Authorities in the city also charged dozens of Chinese security officials in connection with what they said was a campaign to monitor and harass US-based dissidents.

“China firmly opposes the US side’s slandering, smearing, engaging in political manipulation, and maliciously concocting the so-called transnational repression narrative,” foreign ministry spokesman Wang Wenbin told reporters in Beijing.

“We urge the US to immediately reflect on itself, abandon Cold War thinking and ideological biases, immediately stop related erroneous practices, stop political manipulation, and stop smear attacks against China,” he added.

The arrests of Harry Lu Jianwang, 61, and Chen Jinping, 59, are the first anywhere over a suspected campaign by China to establish surreptitious police posts in countries around the world, said Breon Peace, the top federal prosecutor in Brooklyn.

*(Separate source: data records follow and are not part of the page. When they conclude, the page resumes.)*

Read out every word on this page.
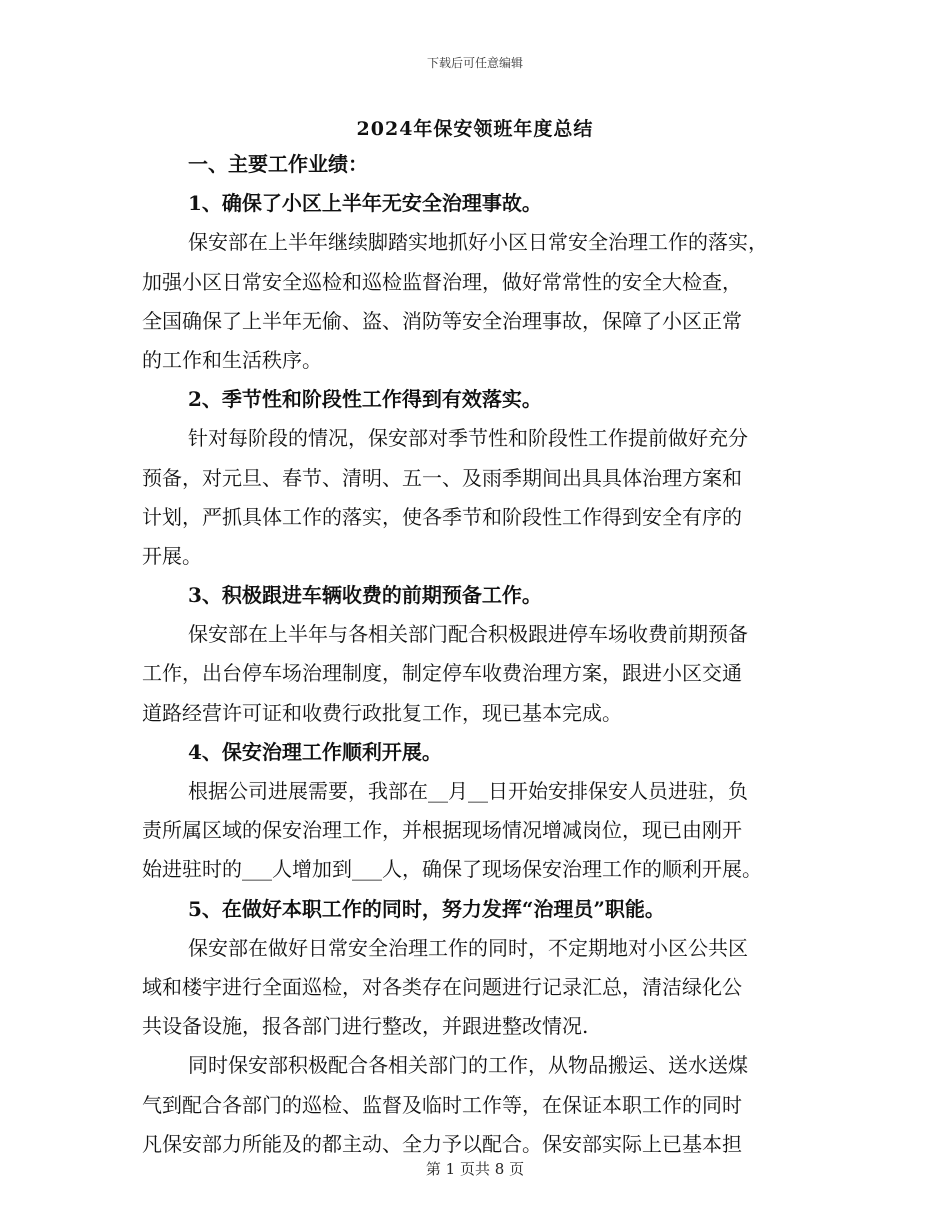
下载后可任意编辑
2024年保安领班年度总结
一、主要工作业绩：
1、确保了小区上半年无安全治理事故。
保安部在上半年继续脚踏实地抓好小区日常安全治理工作的落实，
加强小区日常安全巡检和巡检监督治理，做好常常性的安全大检查，
全国确保了上半年无偷、盗、消防等安全治理事故，保障了小区正常
的工作和生活秩序。
2、季节性和阶段性工作得到有效落实。
针对每阶段的情况，保安部对季节性和阶段性工作提前做好充分
预备，对元旦、春节、清明、五一、及雨季期间出具具体治理方案和
计划，严抓具体工作的落实，使各季节和阶段性工作得到安全有序的
开展。
3、积极跟进车辆收费的前期预备工作。
保安部在上半年与各相关部门配合积极跟进停车场收费前期预备
工作，出台停车场治理制度，制定停车收费治理方案，跟进小区交通
道路经营许可证和收费行政批复工作，现已基本完成。
4、保安治理工作顺利开展。
根据公司进展需要，我部在__月__日开始安排保安人员进驻，负
责所属区域的保安治理工作，并根据现场情况增减岗位，现已由刚开
始进驻时的___人增加到___人，确保了现场保安治理工作的顺利开展。
5、在做好本职工作的同时，努力发挥“治理员”职能。
保安部在做好日常安全治理工作的同时，不定期地对小区公共区
域和楼宇进行全面巡检，对各类存在问题进行记录汇总，清洁绿化公
共设备设施，报各部门进行整改，并跟进整改情况.
同时保安部积极配合各相关部门的工作，从物品搬运、送水送煤
气到配合各部门的巡检、监督及临时工作等，在保证本职工作的同时
凡保安部力所能及的都主动、全力予以配合。保安部实际上已基本担
第 1 页共 8 页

The two men set up the office in Manhattan’s Chinatown last year at the behest of the Fuzhou branch of the Ministry of Public Security, China’s national police force, ostensibly to offer services like Chinese driver’s licence renewals, according to Peace.

But in fact their main job was to help track down and harass fugitive dissidents from China, US officials said.

Beijing has set up more than 100 so-called overseas police stations across the globe to monitor, harass and in some cases repatriate Chinese citizens living in exile, the Madrid-based human rights campaign group Safeguard Defenders has said in two reports published online.

The system taps into bilateral security arrangements struck with countries in Europe and Africa to gain a widespread presence internationally, the group has said.

In Southeast Asia, the group says such stations are located in Cambodia, Vietnam, Myanmar and Indonesia.